A proposta central sempre foi estabelecer uma base sólida e padronizada para que instituições financeiras pudessem avaliar e gerenciar seus riscos de forma prudencial. Além de favorecer a estabilidade, essa harmonização regulatória buscava assegurar condições mais equitativas de competição entre os bancos internacionalmente ativos, algo essencial diante da crescente internacionalização dos mercados financeiros.

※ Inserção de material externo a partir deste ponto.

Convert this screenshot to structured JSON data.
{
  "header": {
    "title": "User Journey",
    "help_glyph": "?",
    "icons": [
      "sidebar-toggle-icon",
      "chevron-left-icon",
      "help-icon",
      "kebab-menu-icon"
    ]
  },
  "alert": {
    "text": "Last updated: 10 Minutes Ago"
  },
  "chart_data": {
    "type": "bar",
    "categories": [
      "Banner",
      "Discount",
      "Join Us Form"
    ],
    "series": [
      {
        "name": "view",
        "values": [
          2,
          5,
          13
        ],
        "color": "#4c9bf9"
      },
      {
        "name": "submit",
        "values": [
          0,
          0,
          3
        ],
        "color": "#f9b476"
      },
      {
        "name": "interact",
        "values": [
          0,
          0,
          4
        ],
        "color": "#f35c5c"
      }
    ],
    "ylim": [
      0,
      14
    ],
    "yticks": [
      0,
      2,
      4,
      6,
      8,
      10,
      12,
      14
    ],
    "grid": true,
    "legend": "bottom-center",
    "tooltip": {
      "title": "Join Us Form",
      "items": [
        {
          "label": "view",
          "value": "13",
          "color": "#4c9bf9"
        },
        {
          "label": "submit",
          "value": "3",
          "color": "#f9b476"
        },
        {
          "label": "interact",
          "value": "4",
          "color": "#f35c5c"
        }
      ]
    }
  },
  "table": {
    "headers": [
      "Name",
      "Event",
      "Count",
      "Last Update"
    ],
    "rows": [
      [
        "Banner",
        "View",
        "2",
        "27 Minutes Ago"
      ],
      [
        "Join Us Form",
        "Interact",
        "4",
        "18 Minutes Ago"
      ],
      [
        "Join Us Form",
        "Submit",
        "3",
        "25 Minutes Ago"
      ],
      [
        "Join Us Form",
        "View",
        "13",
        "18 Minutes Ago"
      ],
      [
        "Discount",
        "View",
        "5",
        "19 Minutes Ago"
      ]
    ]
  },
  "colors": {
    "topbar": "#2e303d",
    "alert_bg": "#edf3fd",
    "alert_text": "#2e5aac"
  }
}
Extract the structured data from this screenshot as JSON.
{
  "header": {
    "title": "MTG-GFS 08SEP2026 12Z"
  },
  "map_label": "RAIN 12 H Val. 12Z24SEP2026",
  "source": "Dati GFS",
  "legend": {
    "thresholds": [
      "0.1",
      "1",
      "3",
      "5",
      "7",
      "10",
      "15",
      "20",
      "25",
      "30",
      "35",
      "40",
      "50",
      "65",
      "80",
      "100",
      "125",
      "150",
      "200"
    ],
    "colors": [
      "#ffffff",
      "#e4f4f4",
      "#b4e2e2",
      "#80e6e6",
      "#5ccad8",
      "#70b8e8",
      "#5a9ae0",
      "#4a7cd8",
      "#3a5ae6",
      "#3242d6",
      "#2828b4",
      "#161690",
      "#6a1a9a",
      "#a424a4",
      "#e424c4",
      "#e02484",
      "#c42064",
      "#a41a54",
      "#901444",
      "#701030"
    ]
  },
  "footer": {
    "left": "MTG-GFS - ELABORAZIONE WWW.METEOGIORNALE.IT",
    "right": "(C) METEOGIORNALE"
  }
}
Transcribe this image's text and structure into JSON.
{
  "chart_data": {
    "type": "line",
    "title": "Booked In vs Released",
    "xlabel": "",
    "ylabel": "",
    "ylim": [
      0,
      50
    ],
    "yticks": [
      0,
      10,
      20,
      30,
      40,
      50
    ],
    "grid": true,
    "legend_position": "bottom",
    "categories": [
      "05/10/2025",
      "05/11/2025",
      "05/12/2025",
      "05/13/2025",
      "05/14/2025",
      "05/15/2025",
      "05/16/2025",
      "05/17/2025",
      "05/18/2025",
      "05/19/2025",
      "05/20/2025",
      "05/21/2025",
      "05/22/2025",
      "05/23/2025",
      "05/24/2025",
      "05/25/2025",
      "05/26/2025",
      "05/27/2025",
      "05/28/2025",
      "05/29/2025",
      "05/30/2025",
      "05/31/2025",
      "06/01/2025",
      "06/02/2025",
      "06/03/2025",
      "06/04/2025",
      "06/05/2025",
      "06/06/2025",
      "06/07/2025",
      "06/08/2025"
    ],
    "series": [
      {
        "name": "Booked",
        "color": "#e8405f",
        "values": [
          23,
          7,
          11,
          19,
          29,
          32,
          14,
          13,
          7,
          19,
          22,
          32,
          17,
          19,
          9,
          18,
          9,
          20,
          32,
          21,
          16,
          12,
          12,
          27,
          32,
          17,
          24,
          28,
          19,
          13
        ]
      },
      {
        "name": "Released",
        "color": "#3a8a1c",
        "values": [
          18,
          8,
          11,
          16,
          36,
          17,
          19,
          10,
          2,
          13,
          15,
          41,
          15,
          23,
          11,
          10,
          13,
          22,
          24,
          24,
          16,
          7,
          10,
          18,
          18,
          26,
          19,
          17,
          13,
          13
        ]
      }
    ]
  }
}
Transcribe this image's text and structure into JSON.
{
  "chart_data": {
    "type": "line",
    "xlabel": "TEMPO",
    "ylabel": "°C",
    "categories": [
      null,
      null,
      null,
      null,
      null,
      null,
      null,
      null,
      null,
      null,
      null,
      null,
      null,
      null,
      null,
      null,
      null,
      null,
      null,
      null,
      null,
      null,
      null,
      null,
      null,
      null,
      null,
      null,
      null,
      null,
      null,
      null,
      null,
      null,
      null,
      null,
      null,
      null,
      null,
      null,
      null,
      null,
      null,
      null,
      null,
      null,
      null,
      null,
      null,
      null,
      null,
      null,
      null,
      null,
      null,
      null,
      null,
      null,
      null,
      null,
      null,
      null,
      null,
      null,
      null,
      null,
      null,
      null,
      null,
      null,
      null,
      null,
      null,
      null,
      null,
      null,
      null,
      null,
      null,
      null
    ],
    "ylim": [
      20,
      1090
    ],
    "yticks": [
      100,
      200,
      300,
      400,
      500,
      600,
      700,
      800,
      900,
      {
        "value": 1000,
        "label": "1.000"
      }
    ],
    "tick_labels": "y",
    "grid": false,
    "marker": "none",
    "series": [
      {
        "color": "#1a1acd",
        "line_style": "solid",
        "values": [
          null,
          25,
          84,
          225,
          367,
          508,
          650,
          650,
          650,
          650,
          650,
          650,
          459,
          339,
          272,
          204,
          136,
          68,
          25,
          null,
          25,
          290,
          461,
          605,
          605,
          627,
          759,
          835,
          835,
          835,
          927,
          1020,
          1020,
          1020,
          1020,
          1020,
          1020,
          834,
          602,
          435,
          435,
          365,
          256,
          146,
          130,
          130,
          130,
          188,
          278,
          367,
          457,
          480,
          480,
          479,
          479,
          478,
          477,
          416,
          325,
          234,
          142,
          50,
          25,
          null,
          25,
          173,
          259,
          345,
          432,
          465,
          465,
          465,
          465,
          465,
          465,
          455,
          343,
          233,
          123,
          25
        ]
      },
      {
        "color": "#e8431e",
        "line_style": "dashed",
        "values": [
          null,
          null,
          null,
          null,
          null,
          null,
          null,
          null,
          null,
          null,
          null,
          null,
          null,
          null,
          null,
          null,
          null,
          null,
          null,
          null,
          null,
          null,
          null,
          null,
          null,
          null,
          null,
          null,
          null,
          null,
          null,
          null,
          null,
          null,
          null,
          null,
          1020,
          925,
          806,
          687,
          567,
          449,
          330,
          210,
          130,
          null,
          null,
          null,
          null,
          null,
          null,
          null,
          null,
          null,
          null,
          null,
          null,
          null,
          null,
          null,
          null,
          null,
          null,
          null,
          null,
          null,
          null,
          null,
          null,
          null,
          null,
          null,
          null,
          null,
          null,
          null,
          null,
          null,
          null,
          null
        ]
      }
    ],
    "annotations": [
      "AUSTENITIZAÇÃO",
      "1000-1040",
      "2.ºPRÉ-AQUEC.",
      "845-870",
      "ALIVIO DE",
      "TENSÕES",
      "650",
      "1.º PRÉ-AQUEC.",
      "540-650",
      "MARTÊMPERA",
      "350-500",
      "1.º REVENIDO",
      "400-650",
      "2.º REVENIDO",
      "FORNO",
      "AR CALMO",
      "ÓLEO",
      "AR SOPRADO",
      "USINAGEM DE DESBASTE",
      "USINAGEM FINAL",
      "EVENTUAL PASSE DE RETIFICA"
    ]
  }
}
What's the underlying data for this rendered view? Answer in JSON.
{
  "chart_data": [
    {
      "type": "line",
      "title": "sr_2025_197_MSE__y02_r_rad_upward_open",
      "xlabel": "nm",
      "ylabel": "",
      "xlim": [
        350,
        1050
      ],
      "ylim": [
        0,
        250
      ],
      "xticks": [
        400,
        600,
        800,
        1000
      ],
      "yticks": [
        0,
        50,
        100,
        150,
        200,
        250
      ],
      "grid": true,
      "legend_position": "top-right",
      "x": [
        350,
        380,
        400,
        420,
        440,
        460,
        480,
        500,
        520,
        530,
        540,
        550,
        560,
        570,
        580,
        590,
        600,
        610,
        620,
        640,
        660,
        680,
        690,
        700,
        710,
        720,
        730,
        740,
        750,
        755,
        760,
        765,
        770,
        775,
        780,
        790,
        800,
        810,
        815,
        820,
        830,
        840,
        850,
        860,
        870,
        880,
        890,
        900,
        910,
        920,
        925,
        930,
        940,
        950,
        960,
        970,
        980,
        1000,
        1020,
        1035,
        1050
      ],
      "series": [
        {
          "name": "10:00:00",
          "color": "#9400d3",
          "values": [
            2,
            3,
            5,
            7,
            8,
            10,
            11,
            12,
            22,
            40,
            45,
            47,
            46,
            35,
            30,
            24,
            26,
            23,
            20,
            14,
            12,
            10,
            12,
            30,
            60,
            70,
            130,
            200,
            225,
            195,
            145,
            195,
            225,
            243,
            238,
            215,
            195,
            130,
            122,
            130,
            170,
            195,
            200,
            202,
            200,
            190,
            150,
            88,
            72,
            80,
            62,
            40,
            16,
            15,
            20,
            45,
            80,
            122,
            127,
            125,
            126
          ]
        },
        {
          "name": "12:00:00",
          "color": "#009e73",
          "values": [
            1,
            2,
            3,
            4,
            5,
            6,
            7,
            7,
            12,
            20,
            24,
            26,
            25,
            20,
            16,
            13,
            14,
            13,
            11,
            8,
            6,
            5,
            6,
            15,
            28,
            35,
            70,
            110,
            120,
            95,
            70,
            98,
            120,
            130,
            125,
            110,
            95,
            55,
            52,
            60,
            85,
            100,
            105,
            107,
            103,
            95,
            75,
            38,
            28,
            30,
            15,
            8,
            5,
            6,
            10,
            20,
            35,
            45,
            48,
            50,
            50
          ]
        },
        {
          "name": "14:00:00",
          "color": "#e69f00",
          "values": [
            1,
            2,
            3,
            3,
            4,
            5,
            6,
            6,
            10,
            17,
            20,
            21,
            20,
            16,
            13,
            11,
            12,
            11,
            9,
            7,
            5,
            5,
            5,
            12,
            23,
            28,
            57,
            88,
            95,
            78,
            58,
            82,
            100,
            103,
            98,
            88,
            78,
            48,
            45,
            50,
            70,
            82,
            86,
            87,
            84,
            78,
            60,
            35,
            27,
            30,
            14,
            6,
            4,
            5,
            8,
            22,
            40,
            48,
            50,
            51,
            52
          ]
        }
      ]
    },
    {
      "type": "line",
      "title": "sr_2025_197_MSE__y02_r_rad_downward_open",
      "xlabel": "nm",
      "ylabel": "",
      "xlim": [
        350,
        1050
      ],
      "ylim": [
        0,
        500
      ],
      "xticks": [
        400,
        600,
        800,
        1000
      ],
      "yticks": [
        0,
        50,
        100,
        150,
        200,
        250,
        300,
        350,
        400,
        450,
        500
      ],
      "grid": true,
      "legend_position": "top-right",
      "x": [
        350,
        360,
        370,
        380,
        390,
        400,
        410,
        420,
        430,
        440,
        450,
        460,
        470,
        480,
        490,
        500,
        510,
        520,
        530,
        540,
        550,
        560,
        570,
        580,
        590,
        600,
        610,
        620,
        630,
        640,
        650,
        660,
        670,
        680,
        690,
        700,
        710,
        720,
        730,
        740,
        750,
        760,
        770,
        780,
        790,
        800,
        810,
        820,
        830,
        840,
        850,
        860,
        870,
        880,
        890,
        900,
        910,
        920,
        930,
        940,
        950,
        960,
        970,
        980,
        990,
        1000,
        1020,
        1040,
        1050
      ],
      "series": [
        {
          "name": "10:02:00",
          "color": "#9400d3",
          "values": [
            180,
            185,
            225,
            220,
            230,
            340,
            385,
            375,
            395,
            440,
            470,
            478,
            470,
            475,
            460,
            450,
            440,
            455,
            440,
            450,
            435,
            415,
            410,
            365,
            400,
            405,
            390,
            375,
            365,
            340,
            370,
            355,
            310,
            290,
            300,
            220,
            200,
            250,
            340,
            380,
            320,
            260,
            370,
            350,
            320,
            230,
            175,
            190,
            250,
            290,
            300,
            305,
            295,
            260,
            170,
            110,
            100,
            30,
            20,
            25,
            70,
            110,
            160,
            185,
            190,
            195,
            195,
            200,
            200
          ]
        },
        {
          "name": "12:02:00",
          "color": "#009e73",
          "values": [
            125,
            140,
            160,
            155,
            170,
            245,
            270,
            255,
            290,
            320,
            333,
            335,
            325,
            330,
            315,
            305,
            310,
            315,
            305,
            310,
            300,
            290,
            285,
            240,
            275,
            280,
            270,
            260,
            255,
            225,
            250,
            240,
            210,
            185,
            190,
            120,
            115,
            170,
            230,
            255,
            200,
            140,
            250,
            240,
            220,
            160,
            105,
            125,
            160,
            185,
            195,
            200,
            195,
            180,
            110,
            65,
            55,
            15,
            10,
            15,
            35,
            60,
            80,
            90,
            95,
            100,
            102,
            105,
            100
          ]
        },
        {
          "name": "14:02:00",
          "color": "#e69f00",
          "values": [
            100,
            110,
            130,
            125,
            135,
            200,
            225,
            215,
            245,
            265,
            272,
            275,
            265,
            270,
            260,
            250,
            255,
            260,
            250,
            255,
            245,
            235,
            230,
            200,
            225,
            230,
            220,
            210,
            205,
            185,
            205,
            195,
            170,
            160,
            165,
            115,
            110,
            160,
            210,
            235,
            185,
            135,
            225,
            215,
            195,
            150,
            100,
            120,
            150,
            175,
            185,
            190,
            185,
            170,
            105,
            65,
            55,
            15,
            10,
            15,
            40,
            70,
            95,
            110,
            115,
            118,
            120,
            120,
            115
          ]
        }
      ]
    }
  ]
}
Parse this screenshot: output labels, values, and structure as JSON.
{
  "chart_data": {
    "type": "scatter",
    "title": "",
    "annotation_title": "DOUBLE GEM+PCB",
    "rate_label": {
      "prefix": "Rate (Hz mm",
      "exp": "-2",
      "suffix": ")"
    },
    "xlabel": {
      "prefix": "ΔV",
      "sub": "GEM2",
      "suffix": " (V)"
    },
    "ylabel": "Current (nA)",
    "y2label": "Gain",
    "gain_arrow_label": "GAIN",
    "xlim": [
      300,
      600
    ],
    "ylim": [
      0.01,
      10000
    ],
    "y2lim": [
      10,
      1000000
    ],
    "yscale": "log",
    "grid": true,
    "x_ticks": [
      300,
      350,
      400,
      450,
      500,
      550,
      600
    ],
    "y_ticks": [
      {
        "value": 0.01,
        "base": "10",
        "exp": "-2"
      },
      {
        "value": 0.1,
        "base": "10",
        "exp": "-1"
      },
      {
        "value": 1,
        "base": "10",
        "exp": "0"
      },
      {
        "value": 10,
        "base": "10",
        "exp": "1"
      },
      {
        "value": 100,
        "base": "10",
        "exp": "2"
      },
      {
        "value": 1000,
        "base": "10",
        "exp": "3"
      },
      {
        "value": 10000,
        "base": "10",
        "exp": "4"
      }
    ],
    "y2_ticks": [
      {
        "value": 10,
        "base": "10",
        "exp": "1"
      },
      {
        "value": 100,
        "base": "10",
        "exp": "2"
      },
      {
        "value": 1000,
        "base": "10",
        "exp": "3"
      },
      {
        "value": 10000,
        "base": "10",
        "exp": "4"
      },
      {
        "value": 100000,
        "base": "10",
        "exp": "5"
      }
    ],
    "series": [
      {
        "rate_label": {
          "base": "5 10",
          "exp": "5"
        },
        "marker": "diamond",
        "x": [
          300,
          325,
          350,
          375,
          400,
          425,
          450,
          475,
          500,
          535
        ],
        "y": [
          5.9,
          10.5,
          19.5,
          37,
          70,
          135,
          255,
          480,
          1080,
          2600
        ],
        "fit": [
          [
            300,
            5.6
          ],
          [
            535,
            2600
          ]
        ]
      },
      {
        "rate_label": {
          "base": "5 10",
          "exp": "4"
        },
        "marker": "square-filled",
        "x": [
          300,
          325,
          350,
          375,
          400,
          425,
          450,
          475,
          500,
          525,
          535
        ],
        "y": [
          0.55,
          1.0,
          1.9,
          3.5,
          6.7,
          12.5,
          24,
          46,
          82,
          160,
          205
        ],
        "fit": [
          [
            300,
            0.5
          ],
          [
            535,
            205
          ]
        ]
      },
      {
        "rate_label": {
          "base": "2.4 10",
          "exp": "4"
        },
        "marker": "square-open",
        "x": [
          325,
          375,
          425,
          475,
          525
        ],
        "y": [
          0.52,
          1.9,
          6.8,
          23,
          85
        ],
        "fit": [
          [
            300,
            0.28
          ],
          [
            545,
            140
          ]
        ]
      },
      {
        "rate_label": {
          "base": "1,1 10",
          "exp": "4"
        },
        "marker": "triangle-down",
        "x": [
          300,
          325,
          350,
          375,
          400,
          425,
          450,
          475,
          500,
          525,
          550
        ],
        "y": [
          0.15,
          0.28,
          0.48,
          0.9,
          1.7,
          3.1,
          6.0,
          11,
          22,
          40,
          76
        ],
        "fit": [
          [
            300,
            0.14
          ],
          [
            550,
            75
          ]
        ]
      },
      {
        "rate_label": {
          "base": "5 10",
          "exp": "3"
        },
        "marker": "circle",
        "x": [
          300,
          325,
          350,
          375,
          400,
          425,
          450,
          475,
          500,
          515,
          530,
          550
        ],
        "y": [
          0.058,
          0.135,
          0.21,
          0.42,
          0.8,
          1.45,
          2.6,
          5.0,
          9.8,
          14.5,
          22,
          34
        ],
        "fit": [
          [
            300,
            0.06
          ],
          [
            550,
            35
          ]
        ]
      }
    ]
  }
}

Além das recomendações voltadas à regulação prudencial, o Comitê também publica os chamados Basel Core Principles, princípios essenciais que orientam a supervisão bancária eficaz, sendo amplamente utilizados como referência internacional para avaliação da qualidade da supervisão em cada país. O Banco Central do Brasil é membro do Comitê desde 2009.

Quanto aos Acordos de Basileia, temos hoje três marcos principais

O Acordo de Basileia 1, publicado em 1988, foi o primeiro esforço internacional coordenado para definir um padrão mínimo global de capital para bancos. Seu foco recaiu sobre o risco de crédito, com exigência de um índice mínimo de capital sobre os ativos ponderados pelo risco. Em 1996, esse escopo foi ampliado para contemplar também os riscos de mercado, que passaram a integrar a base de cálculo do capital mínimo exigido.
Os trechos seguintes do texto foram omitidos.